Ecco perché: “Per cominciare, i 500 miliardi di euro sono quasi interamente prestiti. È esattamente ciò di cui l’Europa non ha bisogno, soprattutto come i paesi più colpiti, come l’Italia, la Spagna o la Grecia, che hanno la capacità minore di ottenere il necessario incremento del debito pubblico. Il motivo per cui gli eurobond – richiesti da nove paesi, tra cui la Grecia e il Portogallo – sono essenziali, è perché costituisce una ristrutturazione del debito, in modo che il debito non vada alle nazioni, ma è diffuso in tutta Europa. Essendo distribuito, il suo valore attuale netto totale si riduce nei prossimi 20 anni ed è quindi molto più gestibile”.
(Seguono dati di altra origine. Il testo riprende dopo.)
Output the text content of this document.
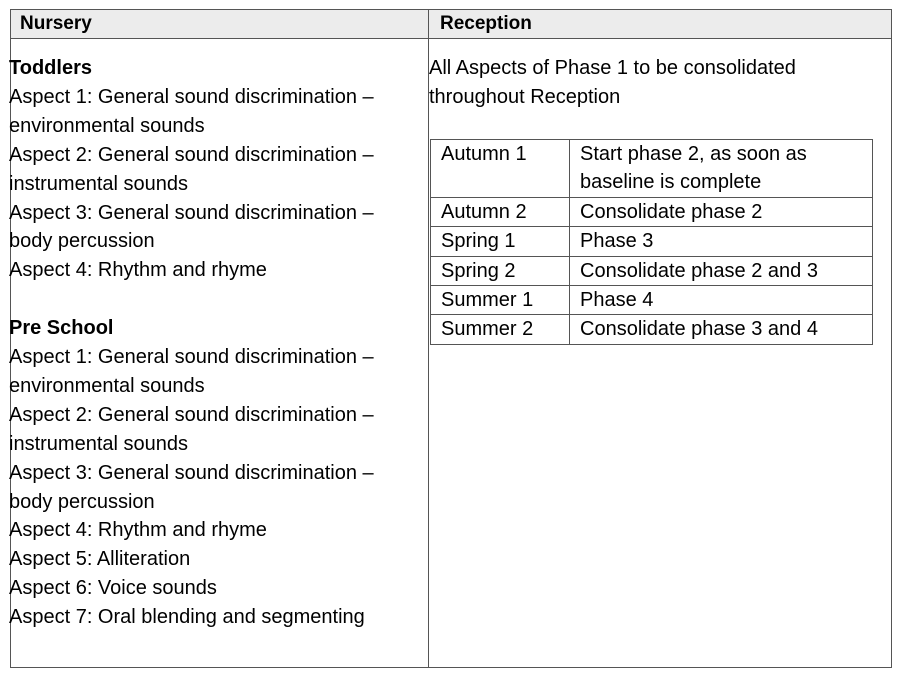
Nursery	Reception
Toddlers
Aspect 1: General sound discrimination –
environmental sounds
Aspect 2: General sound discrimination –
instrumental sounds
Aspect 3: General sound discrimination –
body percussion
Aspect 4: Rhythm and rhyme
Pre School
Aspect 1: General sound discrimination –
environmental sounds
Aspect 2: General sound discrimination –
instrumental sounds
Aspect 3: General sound discrimination –
body percussion
Aspect 4: Rhythm and rhyme
Aspect 5: Alliteration
Aspect 6: Voice sounds
Aspect 7: Oral blending and segmenting
All Aspects of Phase 1 to be consolidated
throughout Reception
Autumn 1	Start phase 2, as soon as
baseline is complete

Autumn 2	Consolidate phase 2

Spring 1	Phase 3

Spring 2	Consolidate phase 2 and 3

Summer 1	Phase 4

Summer 2	Consolidate phase 3 and 4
Rifiutando gli eurobond e dicendo invece ‘prendi denaro dal Mes’ – e cioè prestiti – o dai mercati, sostenuti dalla Banca centrale europea, paesi come la Grecia o il Portogallo saranno così fortemente indebitati che il ritorno del fiscal compact il prossimo anno significherà livelli di austerità per gran parte dell’Europa, anche peggio di quello vissuto dalla Grecia nel 2011. Saremo colpiti da un’ondata di recessione secondaria che sarà imposta da Bruxelles, da Francoforte”. Italexit subito, è questa la risposta.